José Thomaz

Posted on May 15

Why is it so hard to forecast the Dollar rate? An attempt with Python

#datascience #economics #math #python

As a Brazilian working for a foreign company, I'm always keeping an eye on the USD to BRL exchange rate to plan my finances for the month. In the first few months, I tried predicting the dollar rate on my payday using all sorts of methods: checking forecasts from financial institutions, looking into futures, using statistics, but none of them really worked. The value was always different from what I expected, sometimes higher, sometimes lower.

Because of that, I decided to write a post about time series forecasting. I wanted to dig deeper into why it's so hard to make accurate predictions and share some of the insights I’ve learned along the way.

3 rules to know if something can be predicted

Not everything can be forecasted, some assumptions need to be met.

Rule 1: We need to know and understand the factors that affect the indicator that we are trying to predict

Condition matched for Dollar Rate forecasting? ❌

The dollar rate is influenced by dozens of factors, and worse, many of them are unpredictable, or we simply don't know whether a change will push the rate up or down. Interest rates, inflation, political stability, commodity prices, global financial crises, wars, elections... the list goes on.

Even if you could model some of these factors (like Central Bank decisions or inflation rates), sudden geopolitical events or unexpected government actions can easily throw any forecast completely off track.
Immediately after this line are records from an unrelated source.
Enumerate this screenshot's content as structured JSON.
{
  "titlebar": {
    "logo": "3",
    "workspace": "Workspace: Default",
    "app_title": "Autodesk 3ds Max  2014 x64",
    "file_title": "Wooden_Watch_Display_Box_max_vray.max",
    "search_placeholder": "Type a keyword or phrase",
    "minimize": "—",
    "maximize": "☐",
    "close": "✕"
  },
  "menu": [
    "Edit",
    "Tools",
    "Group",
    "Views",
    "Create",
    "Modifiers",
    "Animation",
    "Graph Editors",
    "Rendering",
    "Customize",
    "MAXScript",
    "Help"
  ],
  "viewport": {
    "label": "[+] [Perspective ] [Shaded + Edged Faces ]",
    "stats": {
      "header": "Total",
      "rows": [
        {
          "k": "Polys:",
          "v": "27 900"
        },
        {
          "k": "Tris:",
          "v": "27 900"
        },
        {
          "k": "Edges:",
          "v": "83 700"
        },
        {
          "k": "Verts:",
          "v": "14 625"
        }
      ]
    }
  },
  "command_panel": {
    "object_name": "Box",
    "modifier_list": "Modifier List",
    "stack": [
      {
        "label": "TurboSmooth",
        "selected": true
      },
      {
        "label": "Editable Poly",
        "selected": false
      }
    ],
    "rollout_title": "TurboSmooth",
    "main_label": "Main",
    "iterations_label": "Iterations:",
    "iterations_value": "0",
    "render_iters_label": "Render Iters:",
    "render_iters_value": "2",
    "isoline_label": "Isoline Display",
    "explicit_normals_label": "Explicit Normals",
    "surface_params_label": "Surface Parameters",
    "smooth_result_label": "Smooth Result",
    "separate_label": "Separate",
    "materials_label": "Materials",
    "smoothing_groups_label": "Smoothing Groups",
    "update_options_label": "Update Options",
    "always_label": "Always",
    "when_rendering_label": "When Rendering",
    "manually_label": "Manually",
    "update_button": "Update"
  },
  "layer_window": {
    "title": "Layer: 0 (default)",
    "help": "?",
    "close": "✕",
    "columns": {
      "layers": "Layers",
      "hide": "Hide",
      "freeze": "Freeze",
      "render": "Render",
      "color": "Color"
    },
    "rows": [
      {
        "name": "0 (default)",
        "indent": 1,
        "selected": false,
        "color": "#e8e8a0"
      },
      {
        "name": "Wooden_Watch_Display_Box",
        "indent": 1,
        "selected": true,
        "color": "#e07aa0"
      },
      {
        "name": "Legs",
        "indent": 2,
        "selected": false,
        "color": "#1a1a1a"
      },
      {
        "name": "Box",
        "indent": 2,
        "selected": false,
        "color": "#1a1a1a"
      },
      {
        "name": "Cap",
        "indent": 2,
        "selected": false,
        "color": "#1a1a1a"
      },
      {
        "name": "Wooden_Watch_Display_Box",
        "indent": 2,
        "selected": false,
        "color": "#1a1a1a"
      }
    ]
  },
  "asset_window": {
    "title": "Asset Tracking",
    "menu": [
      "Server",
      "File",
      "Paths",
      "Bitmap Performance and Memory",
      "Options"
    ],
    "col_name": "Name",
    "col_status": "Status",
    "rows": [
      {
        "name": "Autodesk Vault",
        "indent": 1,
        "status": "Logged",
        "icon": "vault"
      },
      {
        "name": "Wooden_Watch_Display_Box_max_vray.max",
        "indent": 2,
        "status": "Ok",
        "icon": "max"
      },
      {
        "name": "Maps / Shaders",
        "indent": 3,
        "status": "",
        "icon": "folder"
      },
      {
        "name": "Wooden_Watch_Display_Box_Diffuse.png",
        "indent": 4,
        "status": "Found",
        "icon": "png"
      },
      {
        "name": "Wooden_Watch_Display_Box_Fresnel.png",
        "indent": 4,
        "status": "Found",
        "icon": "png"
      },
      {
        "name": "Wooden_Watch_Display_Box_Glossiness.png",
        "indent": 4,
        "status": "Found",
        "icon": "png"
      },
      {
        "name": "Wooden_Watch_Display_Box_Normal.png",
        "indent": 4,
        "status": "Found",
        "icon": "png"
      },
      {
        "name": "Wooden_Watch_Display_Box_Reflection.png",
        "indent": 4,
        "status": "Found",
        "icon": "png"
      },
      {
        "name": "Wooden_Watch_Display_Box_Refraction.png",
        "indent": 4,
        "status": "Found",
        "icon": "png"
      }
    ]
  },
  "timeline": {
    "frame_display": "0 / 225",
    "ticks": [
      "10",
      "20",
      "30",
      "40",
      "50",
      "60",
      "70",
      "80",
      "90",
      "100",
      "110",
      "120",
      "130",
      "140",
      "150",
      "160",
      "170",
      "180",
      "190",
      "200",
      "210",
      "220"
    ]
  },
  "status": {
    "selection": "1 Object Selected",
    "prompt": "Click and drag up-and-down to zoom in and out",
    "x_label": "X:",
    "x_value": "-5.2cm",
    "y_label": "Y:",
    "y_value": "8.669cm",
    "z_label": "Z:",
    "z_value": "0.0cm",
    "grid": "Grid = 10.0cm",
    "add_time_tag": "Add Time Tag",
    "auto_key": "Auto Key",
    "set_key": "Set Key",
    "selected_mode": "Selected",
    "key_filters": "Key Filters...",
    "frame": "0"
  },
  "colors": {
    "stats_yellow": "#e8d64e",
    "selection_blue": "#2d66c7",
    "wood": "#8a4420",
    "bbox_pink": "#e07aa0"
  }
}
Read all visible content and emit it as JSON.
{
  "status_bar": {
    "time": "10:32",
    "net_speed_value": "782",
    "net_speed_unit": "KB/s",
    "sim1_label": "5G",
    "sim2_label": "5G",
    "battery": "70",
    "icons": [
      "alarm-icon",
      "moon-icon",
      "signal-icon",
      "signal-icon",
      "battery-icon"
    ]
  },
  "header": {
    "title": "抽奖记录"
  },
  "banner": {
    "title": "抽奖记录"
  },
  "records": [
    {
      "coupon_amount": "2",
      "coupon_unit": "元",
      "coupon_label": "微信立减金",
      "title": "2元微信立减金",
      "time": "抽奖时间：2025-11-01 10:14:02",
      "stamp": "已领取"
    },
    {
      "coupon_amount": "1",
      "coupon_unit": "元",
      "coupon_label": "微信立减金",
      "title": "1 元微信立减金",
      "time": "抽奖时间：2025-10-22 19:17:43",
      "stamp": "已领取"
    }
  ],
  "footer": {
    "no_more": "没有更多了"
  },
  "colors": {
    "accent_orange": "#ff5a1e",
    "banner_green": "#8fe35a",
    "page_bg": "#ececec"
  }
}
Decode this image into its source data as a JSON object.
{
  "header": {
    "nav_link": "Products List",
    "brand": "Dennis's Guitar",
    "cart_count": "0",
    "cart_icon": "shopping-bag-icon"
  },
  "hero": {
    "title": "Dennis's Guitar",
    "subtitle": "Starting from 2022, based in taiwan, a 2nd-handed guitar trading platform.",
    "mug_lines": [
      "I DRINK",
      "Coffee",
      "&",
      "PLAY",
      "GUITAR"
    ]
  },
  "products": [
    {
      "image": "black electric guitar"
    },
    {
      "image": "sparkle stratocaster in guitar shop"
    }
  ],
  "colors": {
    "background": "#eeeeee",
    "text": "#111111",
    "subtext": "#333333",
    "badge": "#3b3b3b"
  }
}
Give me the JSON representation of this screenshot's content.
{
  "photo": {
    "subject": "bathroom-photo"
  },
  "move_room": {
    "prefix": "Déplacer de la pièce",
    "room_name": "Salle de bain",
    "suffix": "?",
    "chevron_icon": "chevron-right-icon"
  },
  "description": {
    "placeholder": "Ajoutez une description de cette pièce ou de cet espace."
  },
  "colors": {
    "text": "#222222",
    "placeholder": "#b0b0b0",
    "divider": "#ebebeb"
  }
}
We simply don't have access to all the variables at play.

Rule 2: There must be enough data available

Condition matched for Dollar Rate forecasting? ✅

This condition is certainly matched, since we have lots of historical data on the USD Rate against most of the currencies of the world. When we want to forecast something, it's important to have enough data, so we can correctly identify patterns, trends, and seasonality.

Rule 3: The forecast itself should not change the indicator value

Condition matched for Dollar Rate forecasting? ❌

For a forecast to be reliable, the act of making the prediction itself shouldn't influence the result. If everyone changes their behavior based on the forecast, the forecast stops being valid.

Imagine a big and respected financial institution, like Goldman Sachs, publishing a report saying:

"We expect the dollar to rise by 5% over the next month against the BRL."

Investors and companies don't want to miss the opportunity.
As soon as the report is published, there’s a rush to buy dollars, creating extra demand and making the dollar rise immediately.
Very likely, the price will reach — or even exceed — the predicted 5% rise before the month ends.
At that point, the original forecast becomes flawed: reality has already changed because of the forecast itself.

This is a classic effect described by the Efficient Market Hypothesis (EMH): In efficient markets, as soon as new information appears, prices adjust immediately. You can’t profit easily from forecasts, because once a prediction is public, the market incorporates it into the price.

Trying anyway

As we saw, only one of the three conditions was met, so we can assume that forecasting the Dollar Rate with precision is not possible, or at least extremely difficult.

But, since we are already here, let's try it anyway.

How to forecast time series data?

The first step in forecasting time series data is choosing a model.
The most popular models are:

Moving Averages: smooth out short-term fluctuations to highlight longer-term trends or cycles.
ARIMA (AutoRegressive Integrated Moving Average): combines autoregression, differencing (to make data stationary), and moving averages to predict future values.
SARIMA (Seasonal ARIMA): an extension of ARIMA that also models seasonality patterns (like peaks that happen every year or month).
Prophet: developed by Facebook, designed to handle time series with strong seasonal effects and holidays, with a more intuitive and flexible configuration.
LSTM (Long Short-Term Memory networks): a type of recurrent neural network (RNN) capable of learning long-term dependencies, often used for complex time series where classical models struggle.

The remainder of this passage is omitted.